The Nix community can try to boil the ocean, or they can create a platform that can be a stepping stone to better things. With the recent upswing in Nix usage, many new systems and packages are built with Nix and Nix-like declarative systems in mind. It's a positive feedback loop. It's not possible to rebuild literally everything from scratch to work in the "nix way", so older systems are supported with a wrapper layer, and newer ones should hopefully work in a more natural way.

Guix and Hurd and whatnot try to be more pure about things and look how far it got them. There are tens of thousands of projects that would basically need to be redesigned and written from the ground up to achieve what you desire, and I think the best approach is to build the platform and prove its value and create a path and model for new projects to follow. There are only so many open source developers out there.


I agree with all of the above.

And I just realized: I should probably clarify what I meant when I suggested "the abandonment of software that is so poorly designed that it is difficult to package and/or run under Nix" as the means for a "cleaner base".

While that would make things cleaner in some sense, it's not what I'm suggesting Nix should do. I was mostly trying to clarify that the majority of what needs cleaning is extrinsic, rather than some intrinsic failing of Nix itself (though things could certainly be improved there, too).

The greatest source of difficulty for packaging/running things under Nix (having contributed at least a couple dozen packages, and the entirety of the Ruby/Bundler support) is software violating well established principles. To pick one silly example: say you need to get the home directory for the current user. Yes, you could do the equivalent of "/home/${USER}", and while that might coincidentally work on 99.999% systems, that's still wrong -- there's nothing keeping someone from having their home dir be something arbitrary like "/home_is_where_the_heart_is", and now your software will break.

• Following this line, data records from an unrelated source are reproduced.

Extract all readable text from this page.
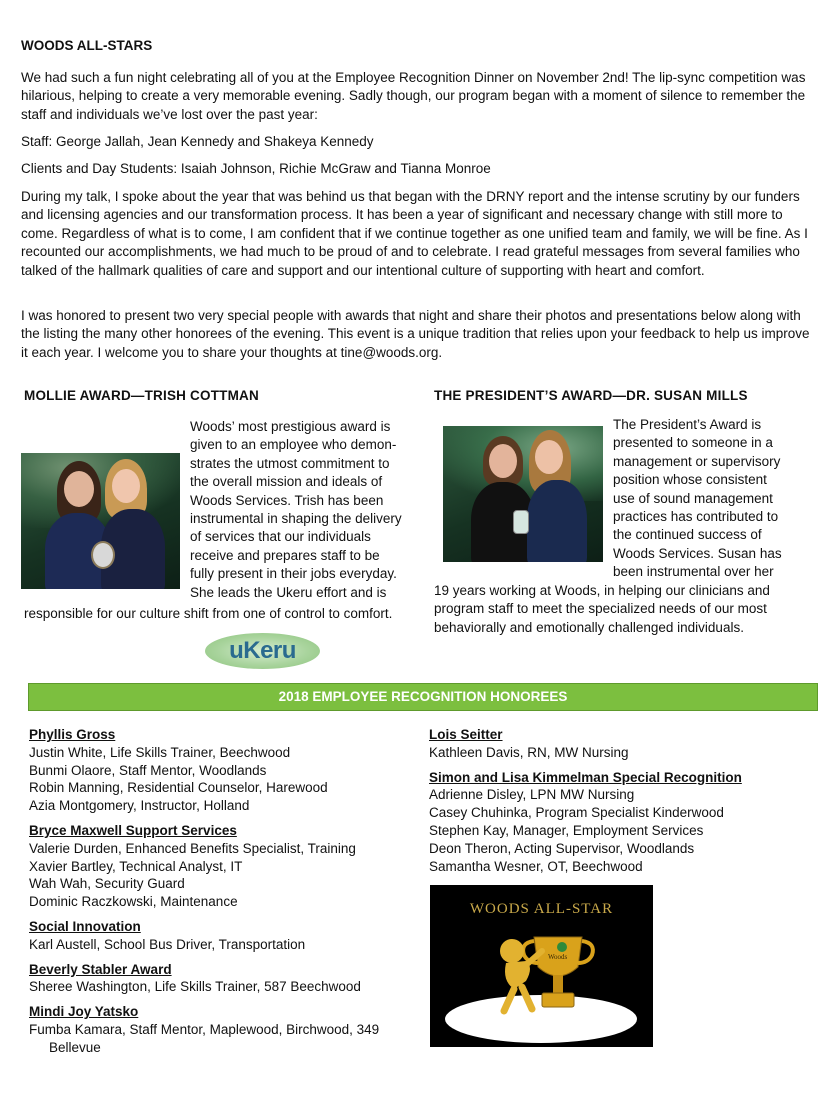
WOODS ALL-STARS

We had such a fun night celebrating all of you at the Employee Recognition Dinner on November 2nd! The lip-sync competition was hilarious, helping to create a very memorable evening. Sadly though, our program began with a moment of silence to remember the staff and individuals we’ve lost over the past year:

Staff: George Jallah, Jean Kennedy and Shakeya Kennedy

Clients and Day Students: Isaiah Johnson, Richie McGraw and Tianna Monroe

During my talk, I spoke about the year that was behind us that began with the DRNY report and the intense scrutiny by our funders and licensing agencies and our transformation process. It has been a year of significant and necessary change with still more to come. Regardless of what is to come, I am confident that if we continue together as one unified team and family, we will be fine. As I recounted our accomplishments, we had much to be proud of and to celebrate. I read grateful messages from several families who talked of the hallmark qualities of care and support and our intentional culture of supporting with heart and comfort.

I was honored to present two very special people with awards that night and share their photos and presentations below along with the listing the many other honorees of the evening. This event is a unique tradition that relies upon your feedback to help us improve it each year. I welcome you to share your thoughts at tine@woods.org.

MOLLIE AWARD—TRISH COTTMAN
Woods’ most prestigious award is
given to an employee who demon-
strates the utmost commitment to
the overall mission and ideals of
Woods Services. Trish has been
instrumental in shaping the delivery
of services that our individuals
receive and prepares staff to be
fully present in their jobs everyday.
She leads the Ukeru effort and is
responsible for our culture shift from one of control to comfort.
uKeru
THE PRESIDENT’S AWARD—DR. SUSAN MILLS
The President’s Award is
presented to someone in a
management or supervisory
position whose consistent
use of sound management
practices has contributed to
the continued success of
Woods Services. Susan has
been instrumental over her
19 years working at Woods, in helping our clinicians and program staff to meet the specialized needs of our most behaviorally and emotionally challenged individuals.
2018 EMPLOYEE RECOGNITION HONOREES
Phyllis Gross
Justin White, Life Skills Trainer, Beechwood
Bunmi Olaore, Staff Mentor, Woodlands
Robin Manning, Residential Counselor, Harewood
Azia Montgomery, Instructor, Holland
Bryce Maxwell Support Services
Valerie Durden, Enhanced Benefits Specialist, Training
Xavier Bartley, Technical Analyst, IT
Wah Wah, Security Guard
Dominic Raczkowski, Maintenance
Social Innovation
Karl Austell, School Bus Driver, Transportation
Beverly Stabler Award
Sheree Washington, Life Skills Trainer, 587 Beechwood
Mindi Joy Yatsko
Fumba Kamara, Staff Mentor, Maplewood, Birchwood, 349
Bellevue
Lois Seitter
Kathleen Davis, RN, MW Nursing
Simon and Lisa Kimmelman Special Recognition
Adrienne Disley, LPN MW Nursing
Casey Chuhinka, Program Specialist Kinderwood
Stephen Kay, Manager, Employment Services
Deon Theron, Acting Supervisor, Woodlands
Samantha Wesner, OT, Beechwood
WOODS ALL-STAR
Woods
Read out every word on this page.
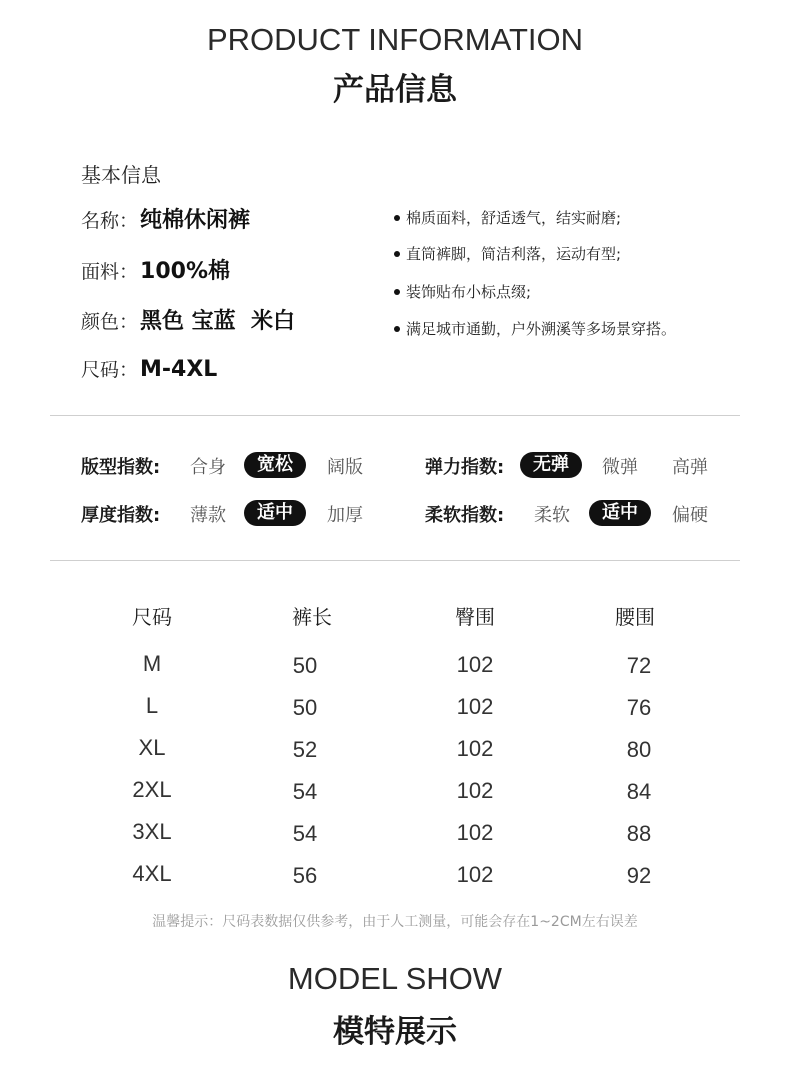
PRODUCT INFORMATION
产品信息
基本信息
名称： 纯棉休闲裤
面料： 100%棉
颜色： 黑色 宝蓝  米白
尺码： M-4XL
棉质面料，舒适透气，结实耐磨;
直筒裤脚，简洁利落，运动有型;
装饰贴布小标点缀;
满足城市通勤，户外溯溪等多场景穿搭。
版型指数: 合身	宽松	阔版	弹力指数:	无弹	微弹 高弹
厚度指数: 薄款	适中	加厚	柔软指数: 柔软	适中	偏硬
尺码	裤长	臀围	腰围
M	50	102	72
L	50	102	76
XL	52	102	80
2XL	54	102	84
3XL	54	102	88
4XL	56	102	92
温馨提示：尺码表数据仅供参考，由于人工测量，可能会存在1~2CM左右误差
MODEL SHOW
模特展示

The funny thing is that the right way to handle this is also the easy way: use "${HOME}" if it exists, and failing that, fall back to `getpwuid` (or whatever your language calls it). It's easier/simpler because you no longer need to make any assumptions about how the file system is laid out -- either the user tells you through $HOME or you consult the password entry. Easy. But what happens when you send a pull request to fix the objectively wrong logic of the first example? You get push back saying "well, it works on my machine, and this is the first complaint we've heard, so no, I don't think I'll merge your request".

So, I guess I'm being kind of roundabout, but the takeaway I'd like for everyone to have is this: if working with your programming language is difficult on Nix, please go look for (and upvote) open issues in your language's issue tracker (they're probably there) from other Nix maintainers begging for fixes that would not only make it easier for Nix users, but would also remove latent correctness problems that have gone unnoticed solely due to the coincidental uniformity of all other commonly used distros. Just because something works everywhere other than Nix doesn't mean that the code in question isn't needlessly complicated/fragile and/or dependent on non-standardized assumptions that just so happen to be common on other systems.


My experience with Nix is that my own tools didn't work, even with the help of Nix experts. Then, after months of debugging we figured out that I had to quit vscode completely, and then start it from the console using the nix command with the -i option to clean up any environment variable (without that option it wouldn't work). There were some nix plugins for vscode, which would have been awesome if they had worked, but they didn't.